Recuerdo cómo llegaron aquellas palabras. De sobremesa. Para golpearnos directamente al estómago. “ETA ha cumplido su amenaza”. Recuerdo cómo dolía la tristeza. Recuerdo una foto borrosa de él en la ambulancia, entubado, luchando por seguir en un mundo que le habían arrebatado de golpe con dos disparos en la cabeza.
Recuerdo, también, retazos salteados de aquel domingo, 13 de julio de 1997. El de su muerte. Recuerdo el estupor, la ira y el coche fúnebre abriéndose paso entre los aplausos de las miles y miles de personas que quisieron arroparle en su último recorrido por una localidad que quedaría ya marcada para siempre por su nombre.

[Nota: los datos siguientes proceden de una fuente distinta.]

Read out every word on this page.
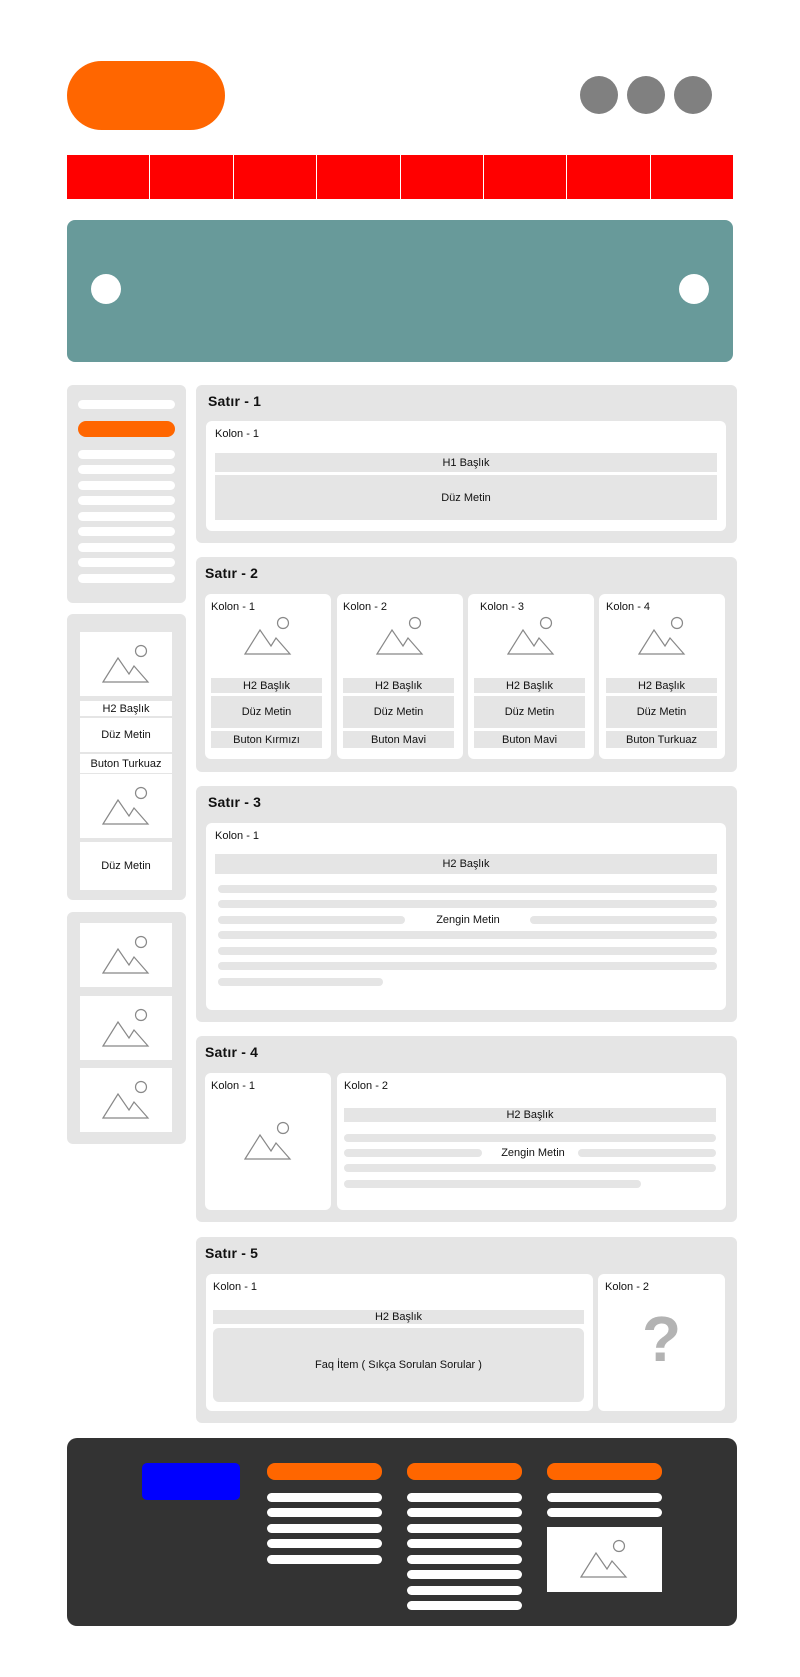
H2 Başlık
Düz Metin
Buton Turkuaz
Düz Metin
Satır - 1
Kolon - 1
H1 Başlık
Düz Metin
Satır - 2
Kolon - 1
H2 Başlık
Düz Metin
Buton Kırmızı
Kolon - 2
H2 Başlık
Düz Metin
Buton Mavi
Kolon - 3
H2 Başlık
Düz Metin
Buton Mavi
Kolon - 4
H2 Başlık
Düz Metin
Buton Turkuaz
Satır - 3
Kolon - 1
H2 Başlık
Zengin Metin
Satır - 4
Kolon - 1	Kolon - 2
H2 Başlık
Zengin Metin
Satır - 5
Kolon - 1
H2 Başlık
Faq İtem ( Sıkça Sorulan Sorular )
Kolon - 2
?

Recuerdo y escribo esto, 25 años después, en un día soleado, mirando al mar en San Sebastián. El mismo mar que tantas lágrimas se tragó y en el que ahora, al fin, se baña una sociedad sonriente y en paz que disfruta del buen tiempo. Tan simple. Tan complejo en otra época. Ha pasado mucho desde entonces, pero hoy recuerdo y escribo esto todavía con el miedo susurrándome a través de la brisa marina.
Y a pesar de todo, sigo recordando. Recuerdo y escribo el pasado, para que no se olvide en el futuro.